Anonim Şirketlerde Kâr Dağıtımı Esasları ve Yedek Akçeler (Bilgi Toplumunda Hukuk, Ünal TEKİNALP’e Armağan, Cilt I; 2003), Anonim Şirketlerin Halka Açılması (Muğla Üniversitesi İktisadi ve İdari Bilimler Fakültesi Tartışma Tebliğleri Serisi II; 2004) ile Prof. Dr. Saim ÜSTÜNDAĞ’a Vefa Andacı (2020), Cilt II, Prof. Dr. Saim Üstündağ’a İthafen İlmi Makaleler (2021), Prof. Dr. Saim Üstündağ’a İthafen İlmi Makaleler II (2021), Sosyal Bilimlerde Güncel Gelişmeler (2021), Ticari İşletme Hukuku Fasikülü (2022), Ticari Mevzuat Notları (2022), Bilimsel Araştırmalar (2022), Hukuki İncelemeler (2023), Prof. Dr.

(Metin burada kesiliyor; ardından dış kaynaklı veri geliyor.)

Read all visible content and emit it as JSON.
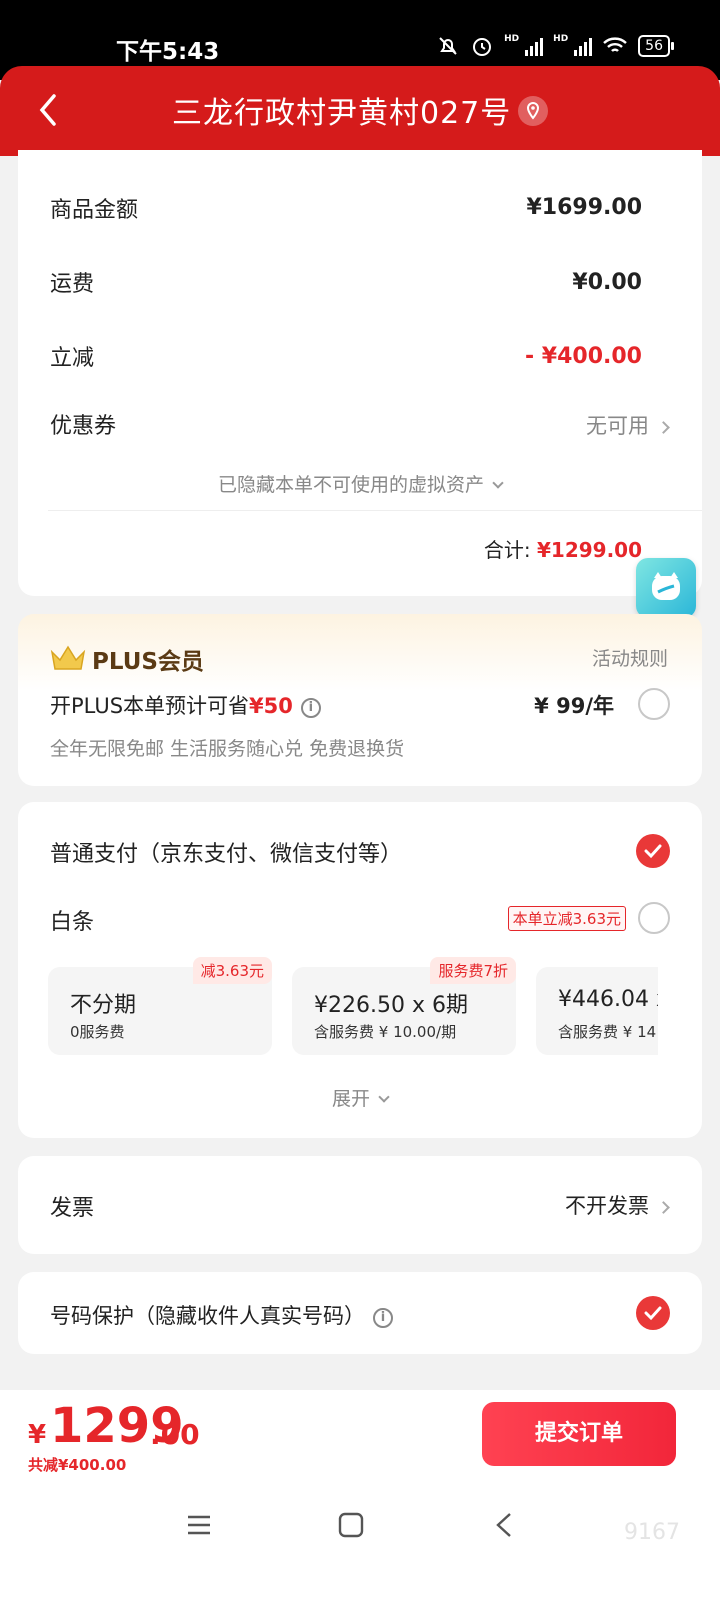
{
  "status_bar": {
    "time": "下午5:43",
    "hd1": "HD",
    "hd2": "HD",
    "battery": "56"
  },
  "header": {
    "title": "三龙行政村尹黄村027号"
  },
  "summary": {
    "goods_label": "商品金额",
    "goods_value": "¥1699.00",
    "shipping_label": "运费",
    "shipping_value": "¥0.00",
    "discount_label": "立减",
    "discount_value": "- ¥400.00",
    "coupon_label": "优惠券",
    "coupon_value": "无可用",
    "hidden_assets": "已隐藏本单不可使用的虚拟资产",
    "subtotal_label": "合计:",
    "subtotal_value": "¥1299.00"
  },
  "plus": {
    "title": "PLUS会员",
    "rules": "活动规则",
    "offer_text": "开PLUS本单预计可省",
    "offer_amount": "¥50",
    "price": "¥ 99/年",
    "benefits": "全年无限免邮 生活服务随心兑 免费退换货"
  },
  "payment": {
    "normal_label": "普通支付（京东支付、微信支付等）",
    "baitiao_label": "白条",
    "baitiao_tag": "本单立减3.63元",
    "plans": [
      {
        "main": "不分期",
        "sub": "0服务费",
        "badge": "减3.63元"
      },
      {
        "main": "¥226.50 x 6期",
        "sub": "含服务费 ¥ 10.00/期",
        "badge": "服务费7折"
      },
      {
        "main": "¥446.04 x",
        "sub": "含服务费 ¥ 14"
      }
    ],
    "expand": "展开"
  },
  "invoice": {
    "label": "发票",
    "value": "不开发票"
  },
  "privacy": {
    "label": "号码保护（隐藏收件人真实号码）"
  },
  "bottom": {
    "currency": "¥",
    "total_int": "1299",
    "total_dec": ".00",
    "saved": "共减¥400.00",
    "submit": "提交订单",
    "watermark": "9167"
  },
  "colors": {
    "brand_red": "#d51b1b",
    "accent_red": "#e5262a"
  }
}
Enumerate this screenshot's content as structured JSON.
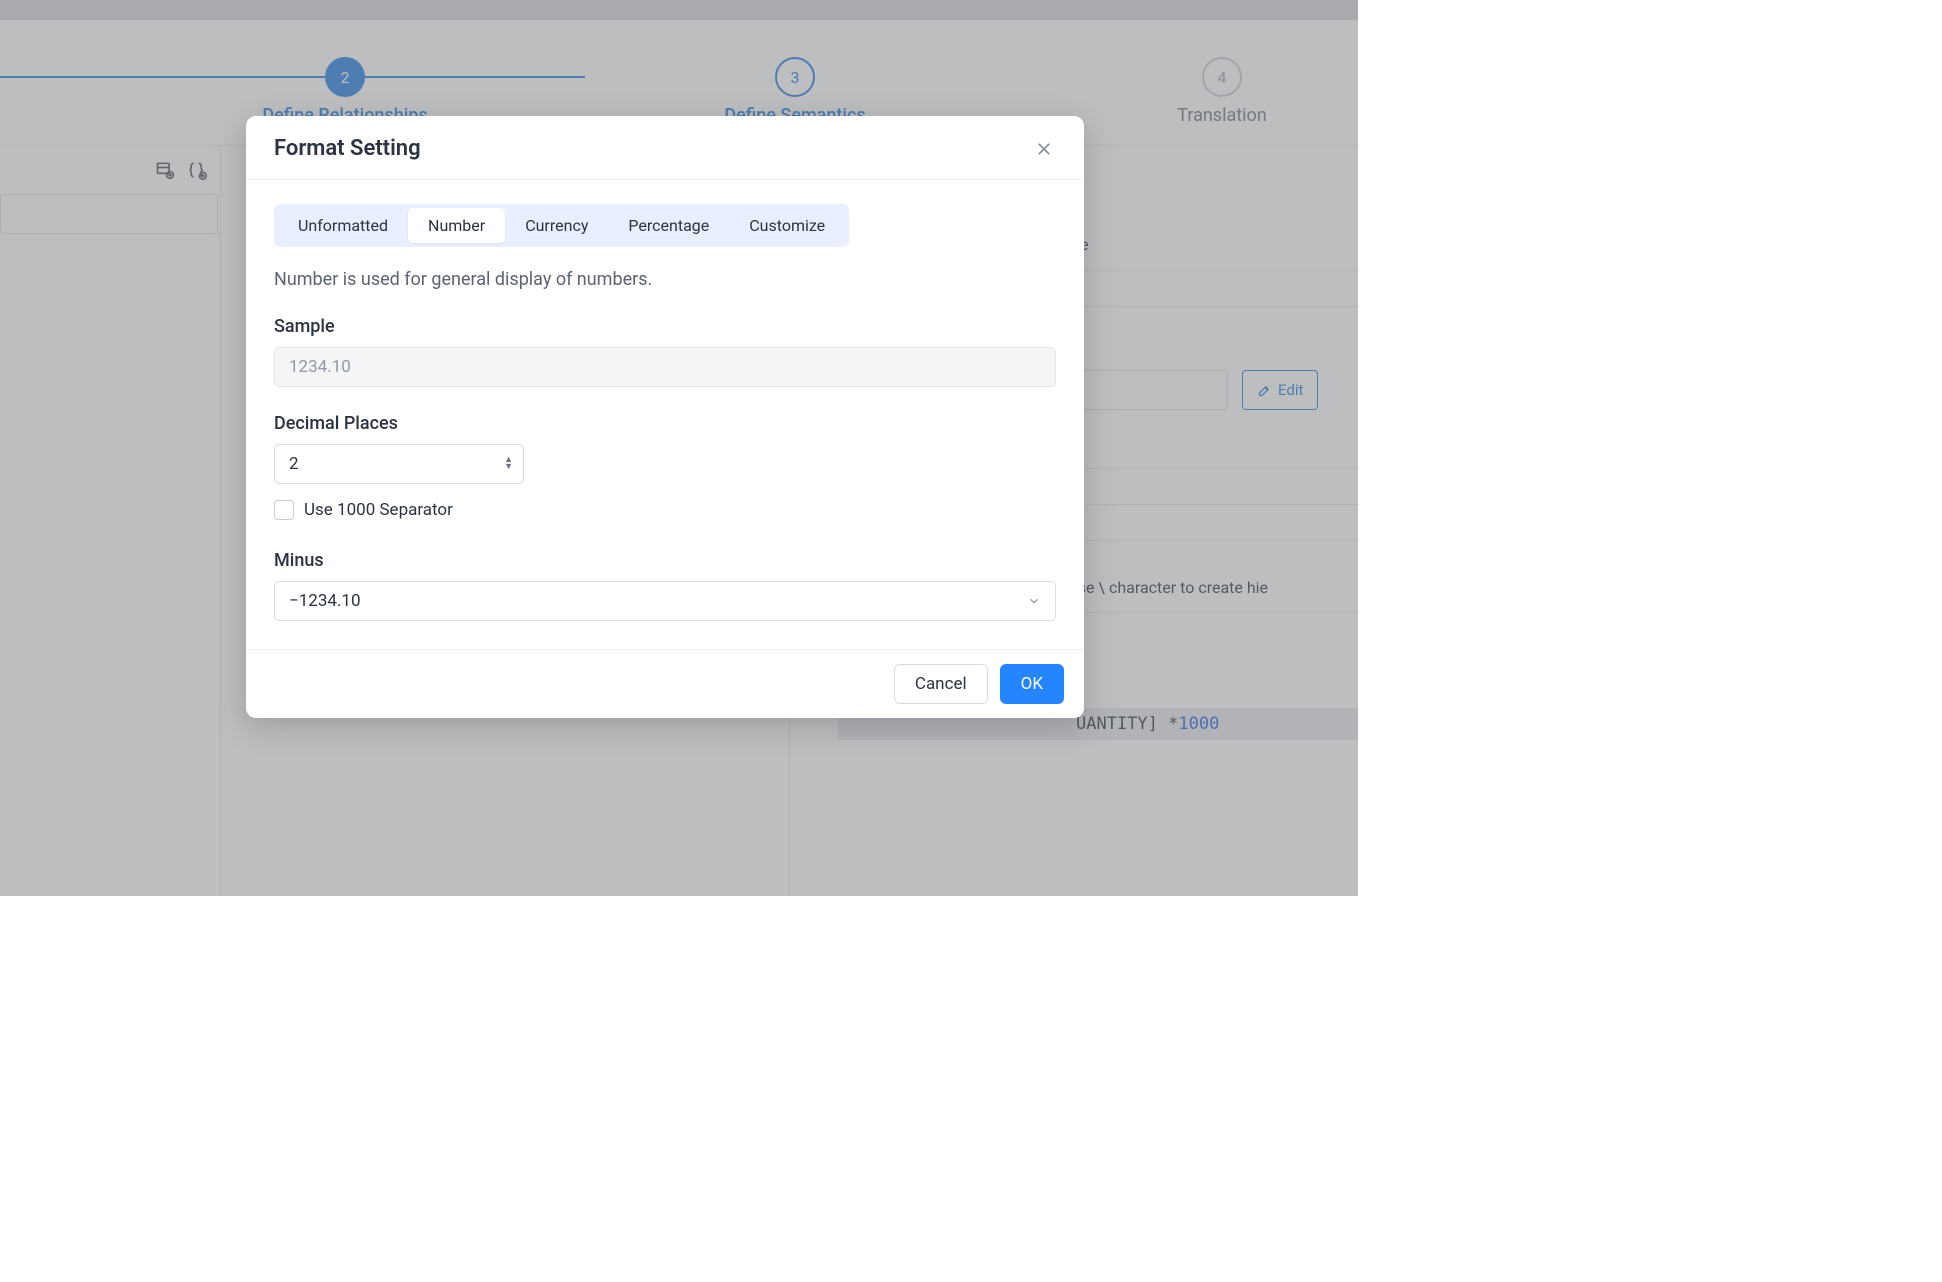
{
  "stepper": {
    "step2": {
      "num": "2",
      "label": "Define Relationships"
    },
    "step3": {
      "num": "3",
      "label": "Define Semantics"
    },
    "step4": {
      "num": "4",
      "label": "Translation"
    }
  },
  "background": {
    "right_row1_fragment": "e",
    "edit_label": "Edit",
    "hint_fragment": "bers. Use \\ character to create hie",
    "code_fragment_mid": "UANTITY] * ",
    "code_fragment_num": "1000"
  },
  "dialog": {
    "title": "Format Setting",
    "tabs": {
      "unformatted": "Unformatted",
      "number": "Number",
      "currency": "Currency",
      "percentage": "Percentage",
      "customize": "Customize"
    },
    "description": "Number is used for general display of numbers.",
    "sample_label": "Sample",
    "sample_value": "1234.10",
    "decimal_label": "Decimal Places",
    "decimal_value": "2",
    "thousand_sep_label": "Use 1000 Separator",
    "minus_label": "Minus",
    "minus_value": "−1234.10",
    "cancel": "Cancel",
    "ok": "OK"
  }
}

Saim Üstündağ Adına Seçme Yazılar (2024), Hukuka Giriş (2024) başlıklı kitapların bazı bölümlerinin de yazarıdır.
1992 yılından beri Türkiye’de yayımlanan otuza yakın Dergi, Gazete ve Blog’da 2 bin 500’ü aşan Telif Makale ve Telif Yazı ile tamamı İngilizceden olmak üzere Türkçe Derleme ve Türkçe Çevirisi yayımlanmıştır.
1988 yılında intisap ettiği Sermaye Piyasası Kurulu’nda (SPK) uzman yardımcısı, uzman (yeterlik sınavı üçüncüsü), başuzman, daire başkanı ve başkanlık danışmanı; Özelleştirme İdaresi Başkanlığı GSM 1800 Lisansları Değerleme Komisyonunda üye olarak görev yapmış, ayrıca Vergi Konseyi’nin bazı alt çalışma gruplarında (Menkul Sermaye İratları ve Değer Artış Kazançları; Kayıt Dışı Ekonomi; Özkaynakların Güçlendirilmesi) yer almış olup; halen başuzman unvanıyla SPK’da çalışmaktadır.
Hayatı dosdoğru yaşamak ve çalışkanlık vazgeçilmez ilkeleridir. Ülkesi ‘Türkiye Cumhuriyeti’ her şeyin üstündedir.